Gli anni passarono lenti ed il potere degli Hashashin continuava a crescere.
Ahmanejadil, meno selvaggio e vendicativo di sua moglie, continuò nella missione che si erano dati, ma con meno spargimento di sangue.
La sola presenza degli uomini vestiti di rosso bastava oramai a proteggere un villaggio e, grazie alla mappa magica che Thano aveva lasciato, c’erano sempre almeno un paio di Hashashin dove qualche carovaniere era a caccia di un “sostituto”.
Le uccisioni cessarono quasi del tutto, di conserva con il numero dei rapimenti che, oramai, era calato fin quasi a zero.
Alcuni anni più tardi i rapimenti ricominciarono ad aumentare. Erano ancora molto pochi, ma più di prima.
Ahmanejadil era chino sulla mappa assieme al figlio Dinajal.
Un puntino verde comparve all’improvviso. Prima che potessero fare qualcosa diventò rosso e quindi cominciò a muoversi mentre già cominciava a svanire.
“Come pensavo. Hanno capito che se fanno piani e organizzano le cose, in qualche modo, lo veniamo a sapere”, disse indicando eloquentemente la mappa, “credo proprio che oramai sfruttino solo l’occasione quando questa si presenta. Non possiamo fare molto, oltre a consigliare a tutti di stare attenti.”
Dinajal non era affatto soddisfatto di quella spiegazione.
Aveva ereditato molto del carattere rancoroso della madre ed il suo rancore era stato scaldato per lunghi anni al calore della fiamma di quello di Marjad.
Ora l’apparente inerzia del padre, più calmo e riflessivo, non appagava più la sua indole feroce.
Lanciò uno sguardo verso Shaitan che era, come sempre, seduto con le gambette a penzoloni dal bordo del forno che ardeva alle sue spalle.
Il piccolo Djinn non mosse nemmeno un muscolo, ma Dinajal ricordava bene quello che gli aveva detto: “Tuo padre non farà nulla contro i carovanieri. Se davvero vuoi la vendetta dovrai farlo tu, contro la sua volontà.”
“Non possiamo fargliela passare liscia”, sibilò.
Ahmanejadil scosse la testa: “Ne abbiamo parlato già troppe volte”, disse con voce stanca,
Non terminò mai la frase.
Erano mesi che si stava preparando ed ora passò all’azione.

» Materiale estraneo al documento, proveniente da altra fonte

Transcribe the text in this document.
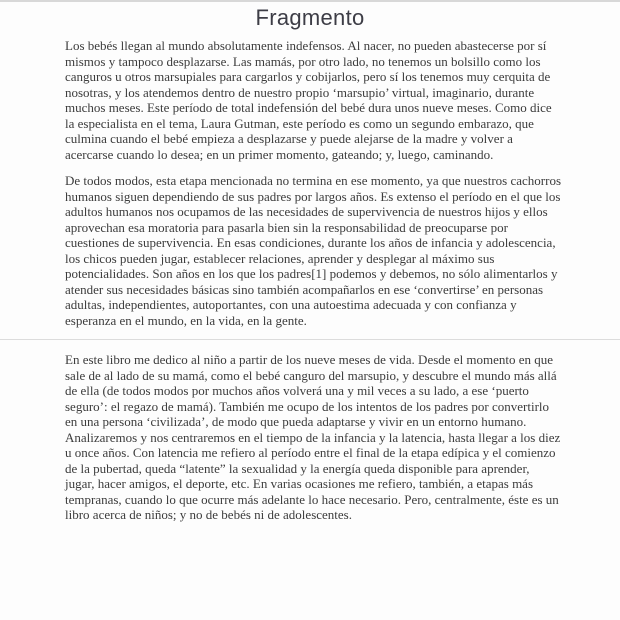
Fragmento

Los bebés llegan al mundo absolutamente indefensos. Al nacer, no pueden abastecerse por sí mismos y tampoco desplazarse. Las mamás, por otro lado, no tenemos un bolsillo como los canguros u otros marsupiales para cargarlos y cobijarlos, pero sí los tenemos muy cerquita de nosotras, y los atendemos dentro de nuestro propio ‘marsupio’ virtual, imaginario, durante muchos meses. Este período de total indefensión del bebé dura unos nueve meses. Como dice la especialista en el tema, Laura Gutman, este período es como un segundo embarazo, que culmina cuando el bebé empieza a desplazarse y puede alejarse de la madre y volver a acercarse cuando lo desea; en un primer momento, gateando; y, luego, caminando.

De todos modos, esta etapa mencionada no termina en ese momento, ya que nuestros cachorros humanos siguen dependiendo de sus padres por largos años. Es extenso el período en el que los adultos humanos nos ocupamos de las necesidades de supervivencia de nuestros hijos y ellos aprovechan esa moratoria para pasarla bien sin la responsabilidad de preocuparse por cuestiones de supervivencia. En esas condiciones, durante los años de infancia y adolescencia, los chicos pueden jugar, establecer relaciones, aprender y desplegar al máximo sus potencialidades. Son años en los que los padres[1] podemos y debemos, no sólo alimentarlos y atender sus necesidades básicas sino también acompañarlos en ese ‘convertirse’ en personas adultas, independientes, autoportantes, con una autoestima adecuada y con confianza y esperanza en el mundo, en la vida, en la gente.

En este libro me dedico al niño a partir de los nueve meses de vida. Desde el momento en que sale de al lado de su mamá, como el bebé canguro del marsupio, y descubre el mundo más allá de ella (de todos modos por muchos años volverá una y mil veces a su lado, a ese ‘puerto seguro’: el regazo de mamá). También me ocupo de los intentos de los padres por convertirlo en una persona ‘civilizada’, de modo que pueda adaptarse y vivir en un entorno humano. Analizaremos y nos centraremos en el tiempo de la infancia y la latencia, hasta llegar a los diez u once años. Con latencia me refiero al período entre el final de la etapa edípica y el comienzo de la pubertad, queda “latente” la sexualidad y la energía queda disponible para aprender, jugar, hacer amigos, el deporte, etc. En varias ocasiones me refiero, también, a etapas más tempranas, cuando lo que ocurre más adelante lo hace necesario. Pero, centralmente, éste es un libro acerca de niños; y no de bebés ni de adolescentes.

Suo padre crollò sul tavolo. Era bastato un colpo del bastone imbottito che aveva preparato proprio per quello scopo.
Sarebbe stato più semplice usare il filo, il ruhmal, ma Shaitan lo aveva avvertito: lui era legato a Marjad e suo marito, quando fossero morti entrambi sarebbe sparito e Dinajal non era pronto a fare a meno del suo consigliere segreto.
Trascinò il padre nella stanza attigua, che era la sua stanza privata e lui l’aveva attrezzata per la bisogna.
Aveva ricavato una seconda stanza completamente in pietra all’interno della grande sala, con un’unica porta e nessuna finestra. Dentro c’era un piccolo appartamento dotato di ogni comfort, ma senza finestre e senza la possibilità di farsi sentire, anche se ci fosse stato qualcuno là fuori. La luce arrivava solo da un’ampia riserva di candele.
Dinajal veniva a trovarlo ad intervalli irregolari, portandogli cibarie ed altre cose di cui poteva aver bisogno.
Il vecchio non vide mai nessun altro e perse presto la nozione del tempo.
A volte il figlio si fermava a parlare, per lo più erano resoconti di sanguinose scorrerie contro i carovanieri, condite da disprezzo ed odio che sembravano crescere sempre più.